As devices proliferate and become more mobile, managing relationships between them will be critical. Devices will move in and out of range of each other and can interact using wireless protocols and peer-to-peer connections, taking advantage of temporary or semi-permanent secure connections to share information and access services.

Using digital certificates is considered the best-known method of establishing identity in network communications. A certificate provides a binding between identity information and a public key; a key pair can subsequently be used for key exchange to set up secured communications and for digital signatures, to validate transactions.

However, digital certificates can represent a substantial investment, both in infrastructure (to protect the keys used), memory (to store and manipulate the certificate), and bandwidth (in repeatedly transferring the certificate to various entities). Implicit certificates, known in the cryptographic community but not widely used, are smaller and faster than those in common use. Implicit or “bullet certificates” can enable a low-resource trust model for resource-constrained settings, ad-hoc networks and applications requiring printed certificates. They can also enable applications in these special situations that will not work using conventional certificates.

Consider the following applications which are well-suited to implicit certificates:

As the public-key scheme in ad-hoc sensor networks, which may have frequent new entrants and continually changing trust relationships. Implicit certificates provide a lightweight certificate scheme for use in these constrained environments.

As “optimal mail certificates” or postage stamps. For example, the small two-dimensional machine-readable postage marks in use today could use a form of implicit certificate. This could also apply to any situation in which a very small certificate is required.

As a trust scheme for peripheral devices: if a borrowed USB drive is connected to a secured PC, the PC may use a security scheme which quickly certifies the drive for temporary use. In this scenario, enrolment generates an implicit certificate between the PC and the connected device.

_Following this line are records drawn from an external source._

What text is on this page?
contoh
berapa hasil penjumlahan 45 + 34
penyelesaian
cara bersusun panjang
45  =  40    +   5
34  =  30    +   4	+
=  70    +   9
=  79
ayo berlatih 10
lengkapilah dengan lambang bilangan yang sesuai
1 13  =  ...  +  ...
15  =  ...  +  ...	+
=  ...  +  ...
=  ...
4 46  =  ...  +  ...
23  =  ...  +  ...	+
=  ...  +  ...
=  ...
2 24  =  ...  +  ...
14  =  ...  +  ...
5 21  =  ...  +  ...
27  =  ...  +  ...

In any situation where certificates are generally used and a lightweight certificate is preferable: e-mail systems, logical and physical access, secure online transactions; and for transactions using mobile devices. In these situations, the benefits of using an implicit certificate scheme are simple: Smaller certificates, lower bandwidth usage, optimized processing.

What is an Implicit Certificate?

As with conventional or “explicit” certificates, implicit certificates are made up of three parts: identification data, a public key and a digital signature which binds the public key to the user’s ID data and verifies that this binding is accepted by an authority (or trusted-third-party).

Within a conventional certificate, the public key and digital signature are distinct data elements. In contrast, the public key and digital signature are ‘super imposed’ in implicit certificates and allow the recipient to extract and verify the public key of the other party from the signature portion. This substantially reduces the bandwidth required as there is no need to transmit both the certificate and the verification key.

Advantage #1: Smaller

Explicit certificates are relatively large. An ECDSA-signed certificate, at an 112-bit security-strength, requires 680 bits plus the user’s ID data (which is taken to be the same size in all cases). Using RSA keys at the same strength, the certificate is 4096 bits plus the ID data. A comparable implicit certificate is only 232 bits plus the ID data.

Table 2 shows certificate sizes at a few security strengths. 

Advantage #2: Faster

Implicit certificates are faster than explicit certificates because deriving the public key is faster than verifying a digital signature (which is necessary in an explicit certificate). In addition, some calculations can be combined during protocol operations. There is no explicit check of the signature in using an implicit certificate; all verification is performed as part of the use of the certificate.

Table 3 provides a comparison of the operational costs of a conventional certificate versus an implicit certificate.

Using an ordinary X.509 certificate, evidence of the binding between an entity and its public key is obtained during processing. Using an implicit certificate, evidence that the given (extracted) public key is genuinely bound to this entity is only corroborated by subsequent use of the corresponding private key (for example, completion of an authenticated key agreement scheme or a signing operation).

It is important to note that with an implicit certificate scheme, steps 1, 2 and 3 above can be combined during protocol operation, resulting in fewer operations than shown in the table. For example, executing the MQV protocol (described in Code & Cipher vol. 1, no. 2), when used with implicit certificates, requires only one computation involving elliptic curve points, during MQV computation; steps 1 and 2 are folded into step 3.